Rena erhob sich von ihrem Hocker und begann, den schmalen Raum abzulaufen. Sieben Schritte bis zur Tür, sieben Schritte zurück. Ihre Gedanken wanderten zu dem Augenblick, als man ihr die Augenbinde vom Kopf gerissen hatte. Scheinwerferlicht hatte sich wie Tausend kleine Nadelstiche in ihre Netzhaut gebrannt und sie hatte sich ohne Protest durch einen langen Flur zu einem hell erleuchteten Raum führen lassen.

Krampfhaft versuchte Rena die Erinnerung, was darin geschehen war, aus ihrem Gedächtnis zu drängen. Umdrehen. Ausziehen. Bücken. Jede Körperöffnung war genauestens untersucht worden.

Rena beschleunigte ihren Schritt. Sieben Schritte hin, sieben Schritte zurück. Was passierte hier? Warum half ihr keiner? Wo blieb Peter? Ihr wurde schwindelig und sie sank zurück auf den Hocker unter den Glasbausteinen. Stille umfing sie.
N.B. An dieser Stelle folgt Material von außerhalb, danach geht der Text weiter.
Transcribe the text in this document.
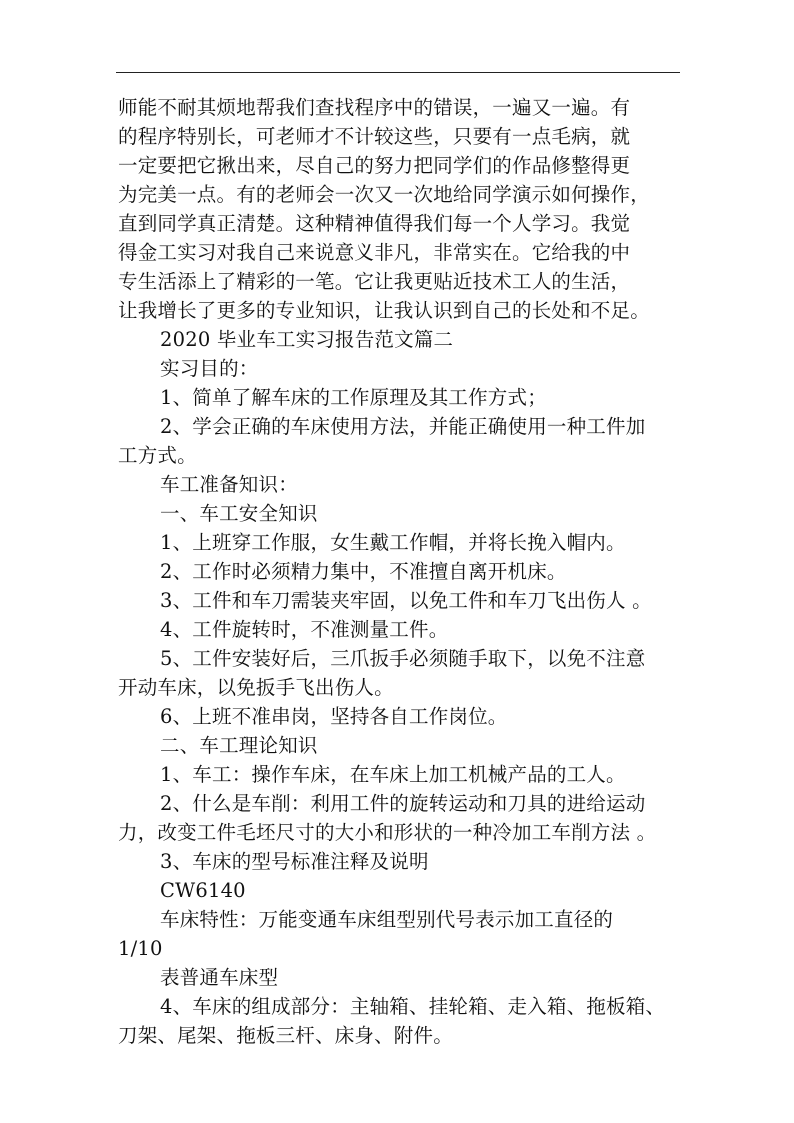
师能不耐其烦地帮我们查找程序中的错误，一遍又一遍。有
的程序特别长，可老师才不计较这些，只要有一点毛病，就
一定要把它揪出来，尽自己的努力把同学们的作品修整得更
为完美一点。有的老师会一次又一次地给同学演示如何操作，
直到同学真正清楚。这种精神值得我们每一个人学习。我觉
得金工实习对我自己来说意义非凡，非常实在。它给我的中
专生活添上了精彩的一笔。它让我更贴近技术工人的生活，
让我增长了更多的专业知识，让我认识到自己的长处和不足。
2020 毕业车工实习报告范文篇二
实习目的：
1、简单了解车床的工作原理及其工作方式；
2、学会正确的车床使用方法，并能正确使用一种工件加
工方式。
车工准备知识：
一、车工安全知识
1、上班穿工作服，女生戴工作帽，并将长挽入帽内。
2、工作时必须精力集中，不准擅自离开机床。
3、工件和车刀需装夹牢固，以免工件和车刀飞出伤人 。
4、工件旋转时，不准测量工件。
5、工件安装好后，三爪扳手必须随手取下，以免不注意
开动车床，以免扳手飞出伤人。
6、上班不准串岗，坚持各自工作岗位。
二、车工理论知识
1、车工：操作车床，在车床上加工机械产品的工人。
2、什么是车削：利用工件的旋转运动和刀具的进给运动
力，改变工件毛坯尺寸的大小和形状的一种冷加工车削方法 。
3、车床的型号标准注释及说明
CW6140
车床特性：万能变通车床组型别代号表示加工直径的
1/10
表普通车床型
4、车床的组成部分：主轴箱、挂轮箱、走入箱、拖板箱、
刀架、尾架、拖板三杆、床身、附件。
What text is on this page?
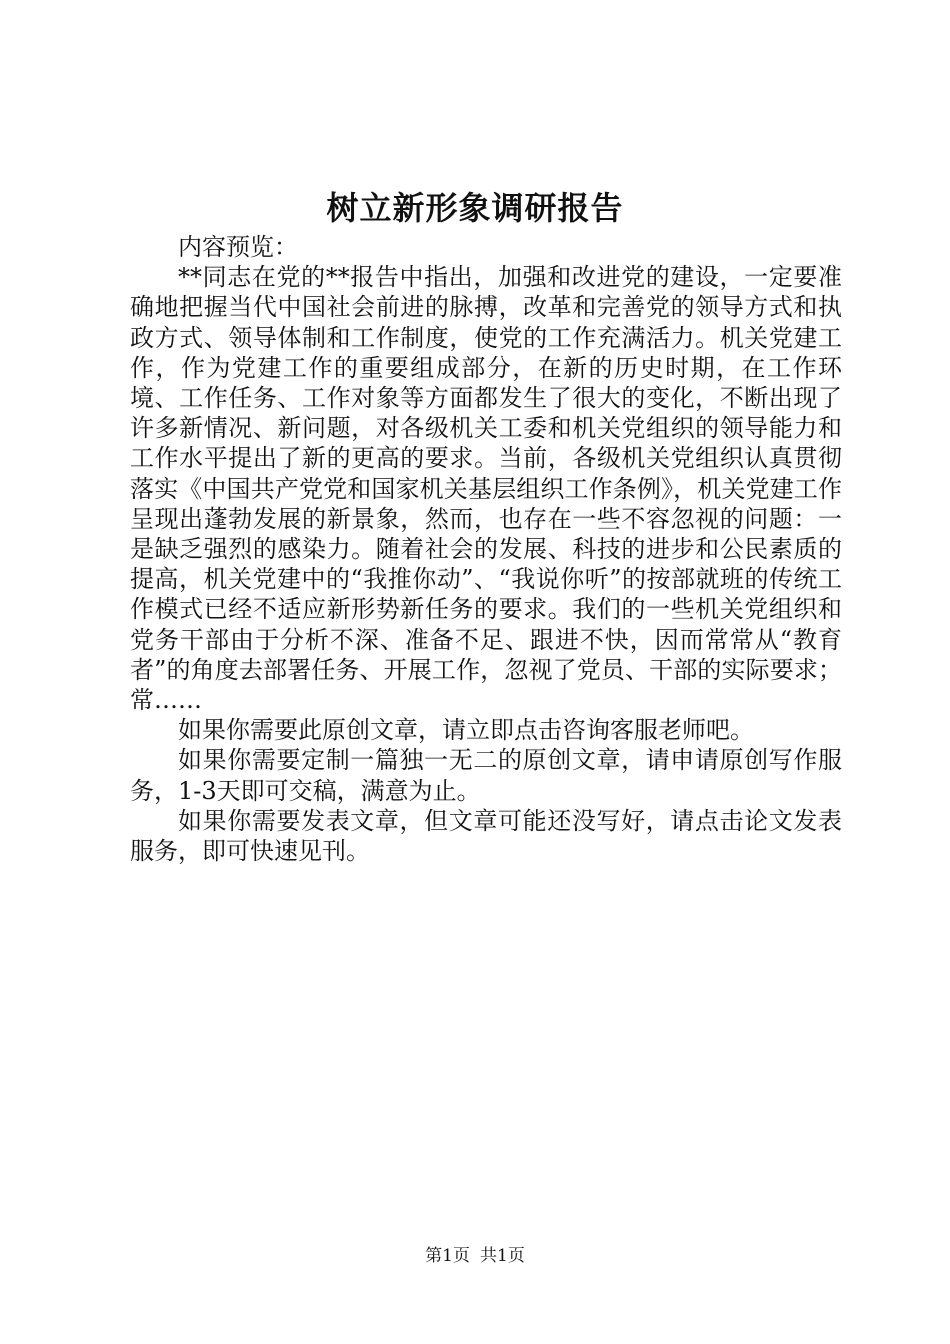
树立新形象调研报告

内容预览：

**同志在党的**报告中指出，加强和改进党的建设，一定要准确地把握当代中国社会前进的脉搏，改革和完善党的领导方式和执政方式、领导体制和工作制度，使党的工作充满活力。机关党建工作，作为党建工作的重要组成部分，在新的历史时期，在工作环境、工作任务、工作对象等方面都发生了很大的变化，不断出现了许多新情况、新问题，对各级机关工委和机关党组织的领导能力和工作水平提出了新的更高的要求。当前，各级机关党组织认真贯彻落实《中国共产党党和国家机关基层组织工作条例》，机关党建工作呈现出蓬勃发展的新景象，然而，也存在一些不容忽视的问题：一是缺乏强烈的感染力。随着社会的发展、科技的进步和公民素质的提高，机关党建中的“我推你动”、“我说你听”的按部就班的传统工作模式已经不适应新形势新任务的要求。我们的一些机关党组织和党务干部由于分析不深、准备不足、跟进不快，因而常常从“教育者”的角度去部署任务、开展工作，忽视了党员、干部的实际要求；常……

如果你需要此原创文章，请立即点击咨询客服老师吧。

如果你需要定制一篇独一无二的原创文章，请申请原创写作服务，1-3天即可交稿，满意为止。

如果你需要发表文章，但文章可能还没写好，请点击论文发表服务，即可快速见刊。

第1页 共1页
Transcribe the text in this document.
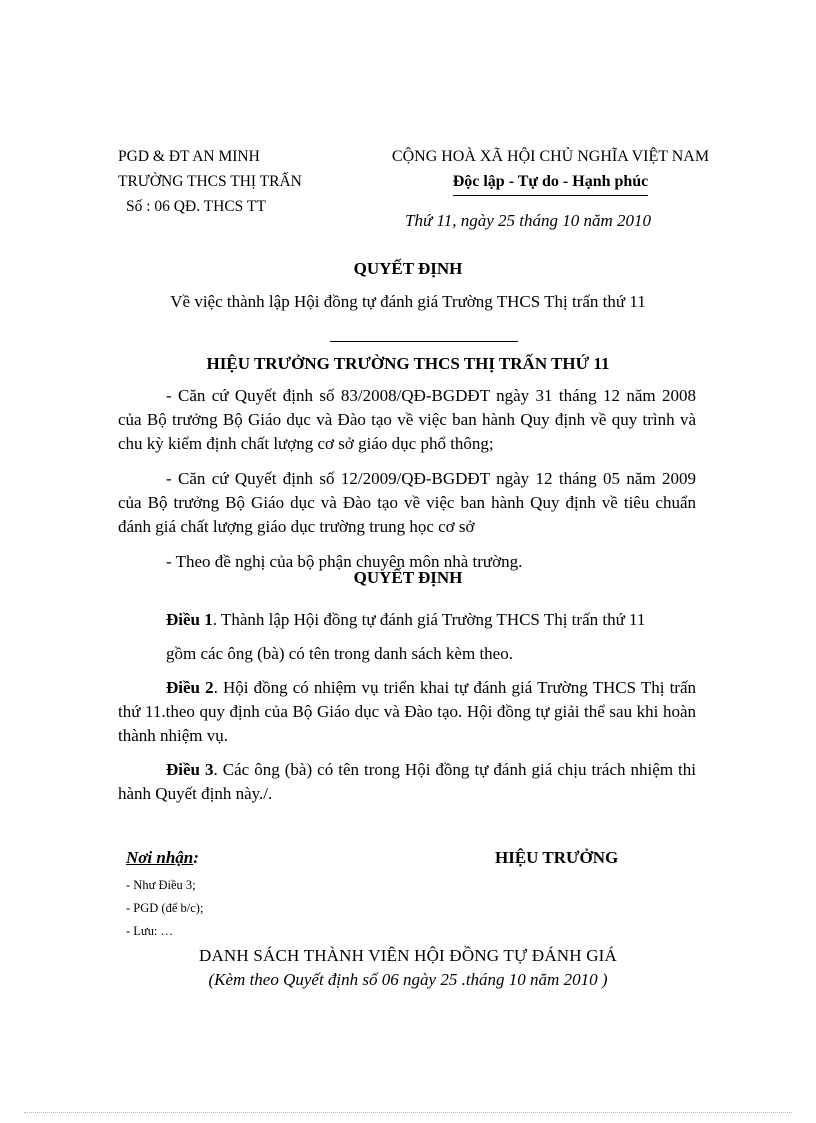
PGD & ĐT AN MINH
TRƯỜNG THCS THỊ TRẤN
Số : 06 QĐ. THCS TT
CỘNG HOÀ XÃ HỘI CHỦ NGHĨA VIỆT NAM
Độc lập - Tự do - Hạnh phúc
Thứ 11, ngày 25 tháng 10 năm 2010
QUYẾT ĐỊNH
Về việc thành lập Hội đồng tự đánh giá Trường THCS Thị trấn thứ 11
HIỆU TRƯỞNG TRƯỜNG THCS THỊ TRẤN THỨ 11

- Căn cứ Quyết định số 83/2008/QĐ-BGDĐT ngày 31 tháng 12 năm 2008 của Bộ trưởng Bộ Giáo dục và Đào tạo về việc ban hành Quy định về quy trình và chu kỳ kiểm định chất lượng cơ sở giáo dục phổ thông;

- Căn cứ Quyết định số 12/2009/QĐ-BGDĐT ngày 12 tháng 05 năm 2009 của Bộ trưởng Bộ Giáo dục và Đào tạo về việc ban hành Quy định về tiêu chuẩn đánh giá chất lượng giáo dục trường trung học cơ sở

- Theo đề nghị của bộ phận chuyên môn nhà trường.

QUYẾT ĐỊNH

Điều 1. Thành lập Hội đồng tự đánh giá Trường THCS Thị trấn thứ 11

gồm các ông (bà) có tên trong danh sách kèm theo.

Điều 2. Hội đồng có nhiệm vụ triển khai tự đánh giá Trường THCS Thị trấn thứ 11.theo quy định của Bộ Giáo dục và Đào tạo. Hội đồng tự giải thể sau khi hoàn thành nhiệm vụ.

Điều 3. Các ông (bà) có tên trong Hội đồng tự đánh giá chịu trách nhiệm thi hành Quyết định này./.

Nơi nhận:
- Như Điều 3;
- PGD (để b/c);
- Lưu: …
HIỆU TRƯỞNG
DANH SÁCH THÀNH VIÊN HỘI ĐỒNG TỰ ĐÁNH GIÁ
(Kèm theo Quyết định số 06 ngày 25 .tháng 10 năm 2010 )
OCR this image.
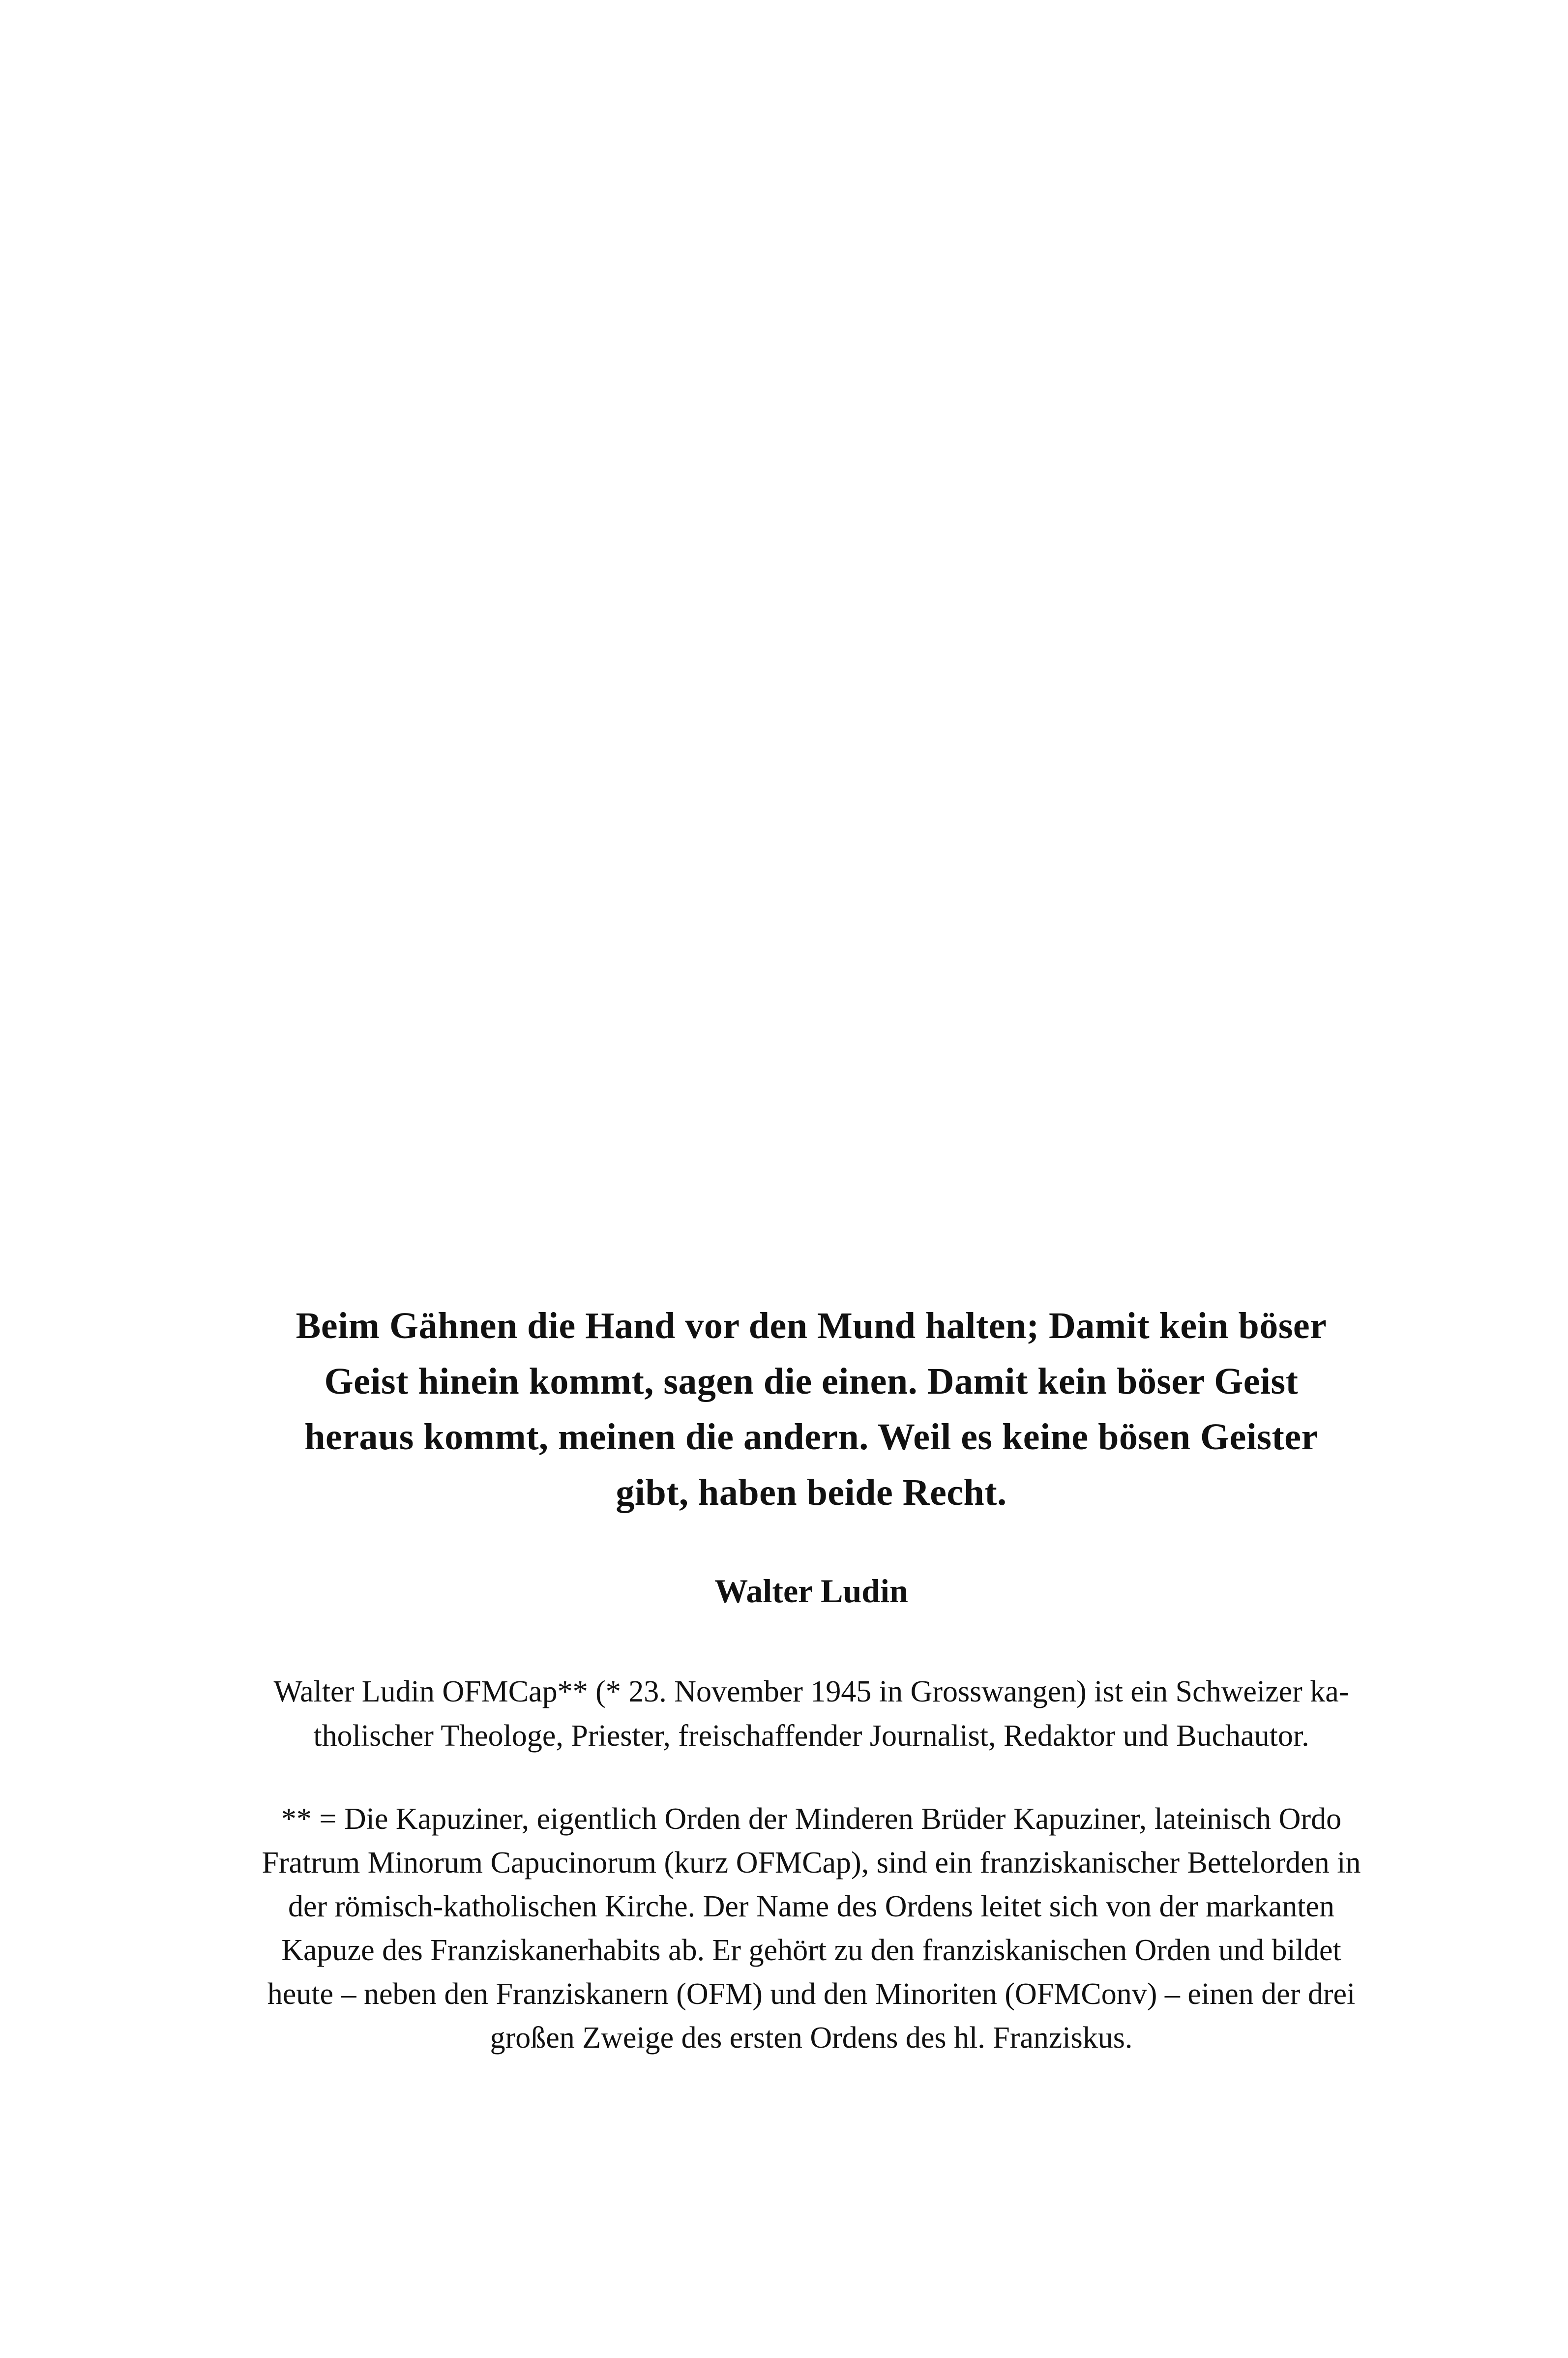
Beim Gähnen die Hand vor den Mund halten; Damit kein böser
Geist hinein kommt, sagen die einen. Damit kein böser Geist
heraus kommt, meinen die andern. Weil es keine bösen Geister
gibt, haben beide Recht.
Walter Ludin
Walter Ludin OFMCap** (* 23. November 1945 in Grosswangen) ist ein Schweizer ka-
tholischer Theologe, Priester, freischaffender Journalist, Redaktor und Buchautor.
** = Die Kapuziner, eigentlich Orden der Minderen Brüder Kapuziner, lateinisch Ordo
Fratrum Minorum Capucinorum (kurz OFMCap), sind ein franziskanischer Bettelorden in
der römisch-katholischen Kirche. Der Name des Ordens leitet sich von der markanten
Kapuze des Franziskanerhabits ab. Er gehört zu den franziskanischen Orden und bildet
heute – neben den Franziskanern (OFM) und den Minoriten (OFMConv) – einen der drei
großen Zweige des ersten Ordens des hl. Franziskus.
Ihr Puls raste. Ich drehe durch, dachte Rena. Sie atmete mehrfach tief durch und spürte, wie sich ihr Puls langsam wieder normalisierte. Ich muss mich zusammenreißen. Für Romy. Für meinen Mann.

Sie hatte Peter im Jugendclub kennengelernt. Damals war sie gerade sechzehn geworden. Noch am gleichen Abend hatte er sie geküsst und ihr gesagt, dass er sie eines Tages heiraten würde. Rena war regelrecht dahingeschmolzen und hatte sich wie in einem dieser Kitschromane gefühlt, die sie so gerne in der Badewanne las. Sie war felsenfest davon überzeugt gewesen, dass sie und Peter füreinander bestimmt waren. Das war sie bis heute.

Rena hörte Schritte im Flur. Vor ihrer Tür hielten sie an. Sie wartete darauf, dass sie sich wieder entfernten, doch stattdessen wurde ein Schlüssel zweimal im Schloss gedreht. Dann wurde die Tür geöffnet.